Each seagrass species recovers from damage at a different rate, but in general, recovery can take anywhere between a few months to several years. Injuries to leaves and stems are less detrimental than damage to the underground root system, from which seagrasses may not recover.
The Florida Fish and and Wildlife Conservation Commission recommends the following actions to protect and conserve seagrasses:
- Be Aware: If you live near the coast or along a river, be careful when applying fertilisers and pesticides to your lawn. Use only the amount of fertiliser required and consider using a slow-release fertiliser. Gutters and storm drains transport excess lawn chemicals to the water.
- Read the Waters: Wear polarised sunglasses when boating to reduce the surface glare to help you see shallow areas and seagrass beds. Polarised sunglasses can also help you see and avoid manatees and underwater hazards.
- Know Your Boating Signs and Markers: Operate your boat in marked channels to prevent running around and damaging your boat and seagrass beds. Know the correct side to stay on when approaching channel markers. Learn the shapes and markings of signs warning boaters of dangerous shallows and areas where boats are prohibited by law.
- Know Your Depth and Draft: Slow down and idle when you doubt the depth, you probably cut seagrass if you leave a muddy trail behind your boat. Tilt or stop your engine if necessary. If you run aground, pole or walk your boat to deeper water. Never try to motor your way out. This will cause extensive damage to seagrass and may harm your motor. Know the times for your low and high tides.
- Be On the Lookout: Docks, boathouses, and even boats can block sunlight from reaching the seagrass below. Consider building the dock five feet above the water and using grating rather than planks when building or repairing a dock. Extend the dock to deeper water, so your boat does not shade seagrass.
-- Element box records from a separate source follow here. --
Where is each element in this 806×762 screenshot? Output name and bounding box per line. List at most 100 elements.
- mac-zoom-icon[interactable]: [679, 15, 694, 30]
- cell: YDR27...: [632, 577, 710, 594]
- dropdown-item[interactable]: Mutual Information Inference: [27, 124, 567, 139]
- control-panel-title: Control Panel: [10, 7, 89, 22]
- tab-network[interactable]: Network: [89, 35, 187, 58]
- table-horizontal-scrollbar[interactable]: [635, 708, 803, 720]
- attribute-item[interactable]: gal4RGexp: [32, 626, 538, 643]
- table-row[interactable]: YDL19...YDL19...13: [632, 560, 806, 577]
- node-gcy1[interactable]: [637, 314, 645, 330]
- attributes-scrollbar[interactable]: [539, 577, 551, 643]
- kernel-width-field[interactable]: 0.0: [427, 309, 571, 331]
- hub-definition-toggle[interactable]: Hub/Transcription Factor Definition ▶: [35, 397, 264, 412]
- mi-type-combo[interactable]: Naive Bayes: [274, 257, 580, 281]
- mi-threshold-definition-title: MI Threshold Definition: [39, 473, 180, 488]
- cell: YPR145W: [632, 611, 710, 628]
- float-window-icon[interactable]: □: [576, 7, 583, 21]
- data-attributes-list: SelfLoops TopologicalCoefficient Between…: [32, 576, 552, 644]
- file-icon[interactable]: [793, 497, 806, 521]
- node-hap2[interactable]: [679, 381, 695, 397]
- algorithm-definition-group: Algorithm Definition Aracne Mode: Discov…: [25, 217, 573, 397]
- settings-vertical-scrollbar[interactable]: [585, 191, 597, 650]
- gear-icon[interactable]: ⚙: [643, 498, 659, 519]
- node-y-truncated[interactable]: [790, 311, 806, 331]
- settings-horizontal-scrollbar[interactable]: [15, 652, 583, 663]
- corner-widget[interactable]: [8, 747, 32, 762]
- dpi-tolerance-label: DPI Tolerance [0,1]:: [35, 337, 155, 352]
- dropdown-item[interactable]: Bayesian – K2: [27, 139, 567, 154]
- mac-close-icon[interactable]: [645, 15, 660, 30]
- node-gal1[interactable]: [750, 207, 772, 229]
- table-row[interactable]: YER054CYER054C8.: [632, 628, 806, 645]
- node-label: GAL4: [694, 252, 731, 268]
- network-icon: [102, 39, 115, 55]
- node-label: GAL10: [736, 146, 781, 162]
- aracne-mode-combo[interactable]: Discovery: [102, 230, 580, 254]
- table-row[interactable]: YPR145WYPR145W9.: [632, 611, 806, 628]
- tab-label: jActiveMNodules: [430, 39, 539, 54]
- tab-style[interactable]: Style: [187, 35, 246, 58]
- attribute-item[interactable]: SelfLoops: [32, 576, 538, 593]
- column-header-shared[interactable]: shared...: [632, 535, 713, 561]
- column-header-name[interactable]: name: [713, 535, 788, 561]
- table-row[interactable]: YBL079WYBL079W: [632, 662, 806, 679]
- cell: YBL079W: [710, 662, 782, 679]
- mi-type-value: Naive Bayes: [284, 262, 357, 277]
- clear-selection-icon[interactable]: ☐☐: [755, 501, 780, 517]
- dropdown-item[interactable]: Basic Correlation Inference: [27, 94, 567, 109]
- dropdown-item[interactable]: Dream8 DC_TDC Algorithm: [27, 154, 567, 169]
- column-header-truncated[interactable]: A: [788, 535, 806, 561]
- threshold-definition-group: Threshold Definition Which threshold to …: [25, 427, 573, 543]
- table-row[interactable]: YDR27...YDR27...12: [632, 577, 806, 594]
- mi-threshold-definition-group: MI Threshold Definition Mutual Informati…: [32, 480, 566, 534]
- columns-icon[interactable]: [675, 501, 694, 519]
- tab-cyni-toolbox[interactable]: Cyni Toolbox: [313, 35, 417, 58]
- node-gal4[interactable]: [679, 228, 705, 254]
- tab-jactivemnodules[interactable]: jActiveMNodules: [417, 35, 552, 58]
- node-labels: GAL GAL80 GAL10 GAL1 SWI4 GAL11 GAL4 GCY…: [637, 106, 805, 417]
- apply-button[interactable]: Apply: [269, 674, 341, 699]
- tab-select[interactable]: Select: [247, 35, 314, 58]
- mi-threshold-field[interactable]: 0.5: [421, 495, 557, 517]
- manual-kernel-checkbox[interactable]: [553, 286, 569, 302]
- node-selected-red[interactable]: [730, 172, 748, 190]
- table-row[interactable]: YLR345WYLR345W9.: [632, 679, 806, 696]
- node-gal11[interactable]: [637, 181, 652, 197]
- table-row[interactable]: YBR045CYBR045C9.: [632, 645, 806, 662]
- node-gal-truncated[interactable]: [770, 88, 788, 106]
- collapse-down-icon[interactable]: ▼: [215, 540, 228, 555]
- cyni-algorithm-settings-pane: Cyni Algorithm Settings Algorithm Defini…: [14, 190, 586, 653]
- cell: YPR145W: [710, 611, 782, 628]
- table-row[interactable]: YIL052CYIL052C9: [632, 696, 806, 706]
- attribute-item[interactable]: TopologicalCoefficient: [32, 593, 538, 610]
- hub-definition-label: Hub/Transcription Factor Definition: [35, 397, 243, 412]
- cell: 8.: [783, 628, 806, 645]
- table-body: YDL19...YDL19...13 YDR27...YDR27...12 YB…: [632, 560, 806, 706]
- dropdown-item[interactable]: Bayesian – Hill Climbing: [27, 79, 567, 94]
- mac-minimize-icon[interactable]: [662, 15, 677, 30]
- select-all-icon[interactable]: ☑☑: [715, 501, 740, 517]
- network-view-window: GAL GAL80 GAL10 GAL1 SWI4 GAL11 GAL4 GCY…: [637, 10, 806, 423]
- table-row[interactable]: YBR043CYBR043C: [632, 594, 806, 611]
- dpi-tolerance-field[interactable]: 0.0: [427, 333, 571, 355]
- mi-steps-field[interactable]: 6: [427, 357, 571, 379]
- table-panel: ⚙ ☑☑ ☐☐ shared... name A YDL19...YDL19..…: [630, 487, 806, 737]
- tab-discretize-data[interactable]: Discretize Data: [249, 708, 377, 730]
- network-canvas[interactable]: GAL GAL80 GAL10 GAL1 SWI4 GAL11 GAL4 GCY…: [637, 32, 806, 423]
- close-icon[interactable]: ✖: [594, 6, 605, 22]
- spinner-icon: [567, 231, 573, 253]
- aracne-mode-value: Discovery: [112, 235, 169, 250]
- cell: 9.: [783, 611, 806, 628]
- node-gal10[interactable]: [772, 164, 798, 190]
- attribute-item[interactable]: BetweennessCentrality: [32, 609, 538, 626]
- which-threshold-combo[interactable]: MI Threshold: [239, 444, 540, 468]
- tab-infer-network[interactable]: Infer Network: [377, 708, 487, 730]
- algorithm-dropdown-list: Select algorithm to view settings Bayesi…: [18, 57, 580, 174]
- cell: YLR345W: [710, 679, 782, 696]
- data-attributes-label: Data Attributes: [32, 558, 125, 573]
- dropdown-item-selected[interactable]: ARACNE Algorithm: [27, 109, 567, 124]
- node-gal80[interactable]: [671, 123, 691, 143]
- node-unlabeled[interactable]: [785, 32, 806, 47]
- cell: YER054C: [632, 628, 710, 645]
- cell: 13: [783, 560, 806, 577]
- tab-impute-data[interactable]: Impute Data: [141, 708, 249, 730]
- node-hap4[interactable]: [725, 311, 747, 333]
- Study Your Charts: Use navigational charts, fishing maps, or local boating guides to become familiar with waterways. These nautical charts alert you to shallow areas, so you don't run aground and damage seagrass. Know before you go.
Now that we know a little bit more about seagrases and their importance, we hope you’ll help create awareness of them and help to conserve them. The Lungs of The Sea are counting on you!